World’s largest offshore wind farm
Courtesy Mark Halper
Question: What do you call it when an electricity plant takes up 38 square miles to create enough power for 500,000 homes?
Answer: The world’s largest offshore wind farm, otherwise known as the London Array.
The collection of 175 giant Siemens turbines soaring out of the Thames Estuary - where the River Thames meets the North Sea east of London - has been feeding the U.K.’s grid since last April. Yesterday, Prime Minister David Cameron officially inaugurated it.
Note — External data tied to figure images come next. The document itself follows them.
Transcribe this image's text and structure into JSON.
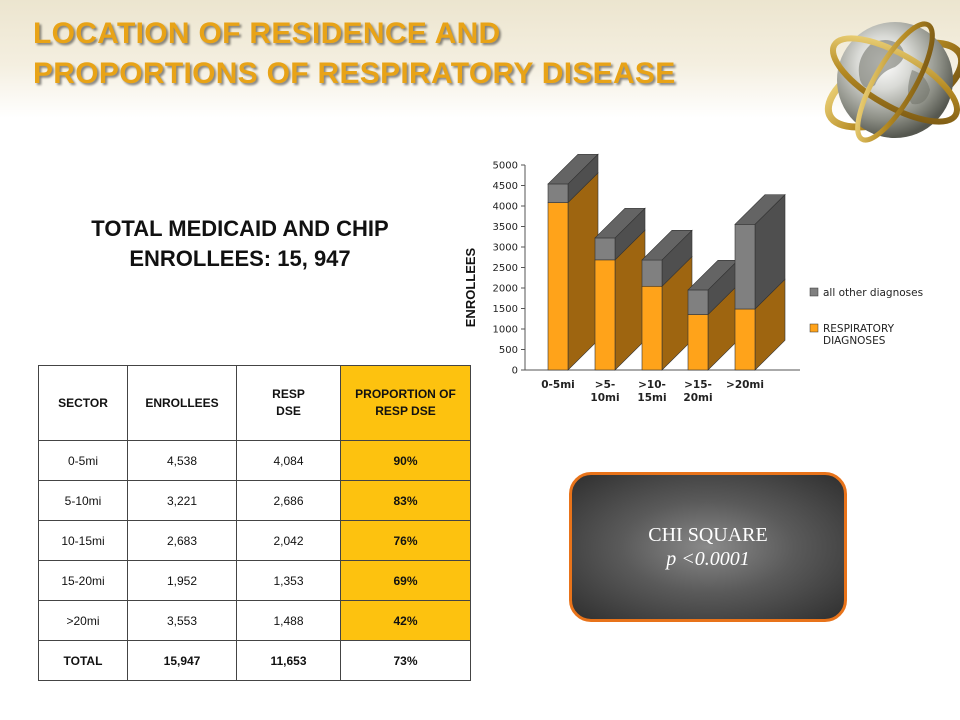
{
  "title": {
    "line1": "LOCATION OF RESIDENCE AND",
    "line2": "PROPORTIONS OF RESPIRATORY DISEASE"
  },
  "total": {
    "line1": "TOTAL MEDICAID AND CHIP",
    "line2": "ENROLLEES: 15, 947"
  },
  "table": {
    "headers": {
      "sector": "SECTOR",
      "enrollees": "ENROLLEES",
      "resp_line1": "RESP",
      "resp_line2": "DSE",
      "proportion": "PROPORTION OF RESP DSE"
    },
    "rows": [
      {
        "sector": "0-5mi",
        "enrollees": "4,538",
        "resp": "4,084",
        "proportion": "90%"
      },
      {
        "sector": "5-10mi",
        "enrollees": "3,221",
        "resp": "2,686",
        "proportion": "83%"
      },
      {
        "sector": "10-15mi",
        "enrollees": "2,683",
        "resp": "2,042",
        "proportion": "76%"
      },
      {
        "sector": "15-20mi",
        "enrollees": "1,952",
        "resp": "1,353",
        "proportion": "69%"
      },
      {
        "sector": ">20mi",
        "enrollees": "3,553",
        "resp": "1,488",
        "proportion": "42%"
      }
    ],
    "total_row": {
      "sector": "TOTAL",
      "enrollees": "15,947",
      "resp": "11,653",
      "proportion": "73%"
    }
  },
  "chi": {
    "line1": "CHI SQUARE",
    "line2": "p <0.0001"
  },
  "chart_data": {
    "type": "bar",
    "stacked": true,
    "three_d": true,
    "categories": [
      [
        "0-5mi"
      ],
      [
        ">5-",
        "10mi"
      ],
      [
        ">10-",
        "15mi"
      ],
      [
        ">15-",
        "20mi"
      ],
      [
        ">20mi"
      ]
    ],
    "series": [
      {
        "name": "RESPIRATORY DIAGNOSES",
        "legend_lines": [
          "RESPIRATORY",
          "DIAGNOSES"
        ],
        "values": [
          4084,
          2686,
          2042,
          1353,
          1488
        ],
        "color": "#ffa31a"
      },
      {
        "name": "all other diagnoses",
        "legend_lines": [
          "all other diagnoses"
        ],
        "values": [
          454,
          535,
          641,
          599,
          2065
        ],
        "color": "#808080"
      }
    ],
    "ylabel": "ENROLLEES",
    "ylim": [
      0,
      5000
    ],
    "yticks": [
      0,
      500,
      1000,
      1500,
      2000,
      2500,
      3000,
      3500,
      4000,
      4500,
      5000
    ],
    "legend_position": "right"
  }
}
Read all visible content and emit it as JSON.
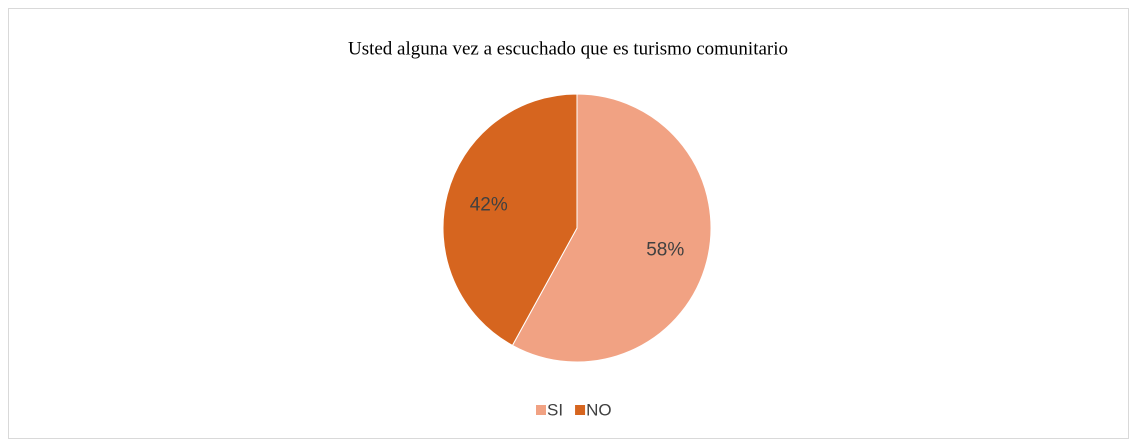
{
  "chart_data": {
    "type": "pie",
    "title": "Usted alguna vez a escuchado que es turismo comunitario",
    "categories": [
      "SI",
      "NO"
    ],
    "values": [
      58,
      42
    ],
    "value_labels": [
      "58%",
      "42%"
    ],
    "colors": [
      "#f1a283",
      "#d6651f"
    ],
    "legend": "bottom"
  }
}
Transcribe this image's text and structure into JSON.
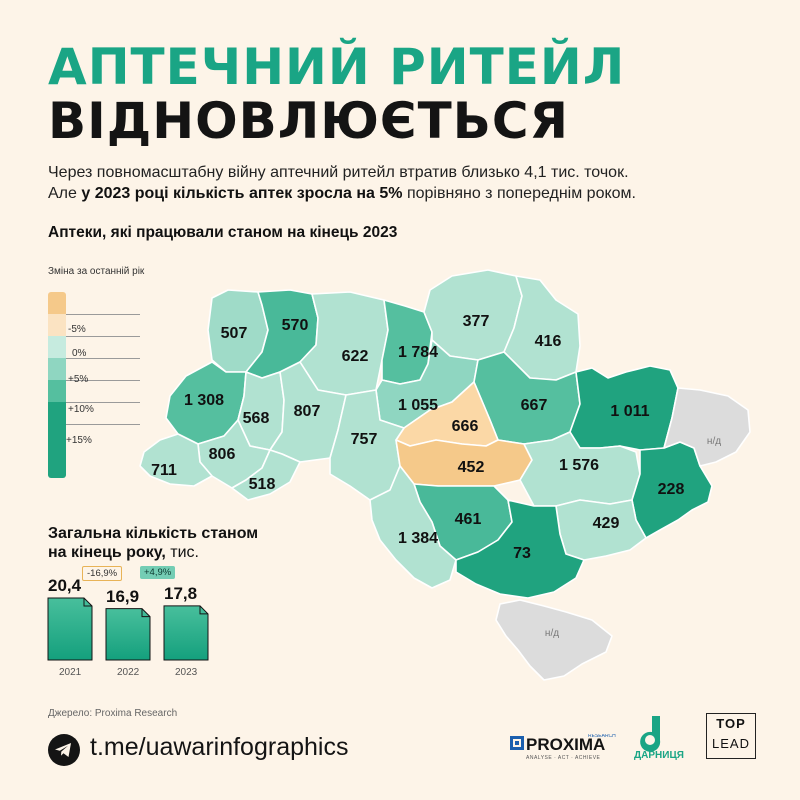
{
  "title": {
    "line1": "АПТЕЧНИЙ РИТЕЙЛ",
    "line2": "ВІДНОВЛЮЄТЬСЯ"
  },
  "intro": {
    "line1": "Через повномасштабну війну аптечний ритейл втратив близько 4,1 тис. точок.",
    "line2_a": "Але ",
    "line2_bold": "у 2023 році кількість аптек зросла на 5%",
    "line2_b": " порівняно з попереднім роком."
  },
  "map_title": "Аптеки, які працювали станом на кінець 2023",
  "legend": {
    "title": "Зміна за останній рік",
    "labels": [
      "-5%",
      "0%",
      "+5%",
      "+10%",
      "+15%"
    ],
    "colors": [
      "#f5c98a",
      "#fbe3c2",
      "#c6ebdf",
      "#8fd6c1",
      "#55bf9f",
      "#20a37f"
    ]
  },
  "regions": [
    {
      "name": "volyn",
      "value": "507",
      "color": "#9fdbc8"
    },
    {
      "name": "rivne",
      "value": "570",
      "color": "#49b999"
    },
    {
      "name": "zhytomyr",
      "value": "622",
      "color": "#b1e2d1"
    },
    {
      "name": "kyiv",
      "value": "1 784",
      "color": "#55bf9f"
    },
    {
      "name": "chernihiv",
      "value": "377",
      "color": "#b1e2d1"
    },
    {
      "name": "sumy",
      "value": "416",
      "color": "#b1e2d1"
    },
    {
      "name": "lviv",
      "value": "1 308",
      "color": "#55bf9f"
    },
    {
      "name": "ternopil",
      "value": "568",
      "color": "#b1e2d1"
    },
    {
      "name": "khmelnytskyi",
      "value": "807",
      "color": "#b1e2d1"
    },
    {
      "name": "kyiv-oblast",
      "value": "1 055",
      "color": "#8fd6c1"
    },
    {
      "name": "poltava",
      "value": "667",
      "color": "#55bf9f"
    },
    {
      "name": "kharkiv",
      "value": "1 011",
      "color": "#20a37f"
    },
    {
      "name": "cherkasy",
      "value": "666",
      "color": "#fbd8a6"
    },
    {
      "name": "vinnytsia",
      "value": "757",
      "color": "#b1e2d1"
    },
    {
      "name": "ivano-frankivsk",
      "value": "806",
      "color": "#b1e2d1"
    },
    {
      "name": "zakarpattia",
      "value": "711",
      "color": "#b1e2d1"
    },
    {
      "name": "chernivtsi",
      "value": "518",
      "color": "#b1e2d1"
    },
    {
      "name": "kirovohrad",
      "value": "452",
      "color": "#f5c98a"
    },
    {
      "name": "dnipro",
      "value": "1 576",
      "color": "#b1e2d1"
    },
    {
      "name": "luhansk",
      "value": "228",
      "color": "#20a37f"
    },
    {
      "name": "mykolaiv",
      "value": "461",
      "color": "#49b999"
    },
    {
      "name": "odesa",
      "value": "1 384",
      "color": "#b1e2d1"
    },
    {
      "name": "zaporizhzhia",
      "value": "429",
      "color": "#b1e2d1"
    },
    {
      "name": "kherson",
      "value": "73",
      "color": "#20a37f"
    },
    {
      "name": "donetsk",
      "value": "н/д",
      "color": "#dcdcdc"
    },
    {
      "name": "crimea",
      "value": "н/д",
      "color": "#dcdcdc"
    }
  ],
  "totals": {
    "title_line1": "Загальна кількість станом",
    "title_line2": "на кінець року,",
    "unit": " тис.",
    "years": [
      "2021",
      "2022",
      "2023"
    ],
    "values": [
      20.4,
      16.9,
      17.8
    ],
    "value_labels": [
      "20,4",
      "16,9",
      "17,8"
    ],
    "changes": [
      "-16,9%",
      "+4,9%"
    ]
  },
  "source": "Джерело: Proxima Research",
  "footer": {
    "link": "t.me/uawarinfographics",
    "logos": {
      "proxima": "PROXIMA",
      "proxima_sub": "RESEARCH",
      "proxima_tag": "ANALYSE · ACT · ACHIEVE",
      "darnytsia": "ДАРНИЦЯ",
      "top": "TOP",
      "lead": "LEAD"
    }
  }
}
“This is a great day for Britain and a big win for renewable energy,” Cameron proclaimed at the opening ceremony, as reported by BusinessGreen in The Guardian.
The 630-megawatt expanse promises to shrink the country’s carbon footprint. The backers, who include energy companies Dong, E.ON and Masdar (from Denmark, Germany and the UAE respectively) said it will cut CO2 emissions by 900,000 tonnes a year.
Wind is without a doubt a CO2 enemy, more so even than photovoltaic energy when analyzed over the lifecycle of production, operation and retirement, according to one Nobel physicist. One of its downsides is that it does not blow reliably around the clock, although in areas like offshore Britain, that is is less of an issue than elsewhere. Wind is a resource, and the U.K. should be applauded for tapping it. The London Array takes over the top global spot from another British offshore installation, the 500-megawatt Great Gabbard farm up the coast.
But when I see numbers like 38 square miles to produce 630 megawatts, I start to wonder about efficiency. A nuclear power plant could churn out the same amount on a sliver of the territory without the far flung maintenance challenges of offshore. So could, gulp, coal or gas.
An offshore wind farm can make sense if you have the territory and the money and the constantly blowing wind. But the environmental movement should also embrace nuclear - especially the alternative forms of nuclear power increasingly under development around the world - for clean, CO2-free and compact energy sources.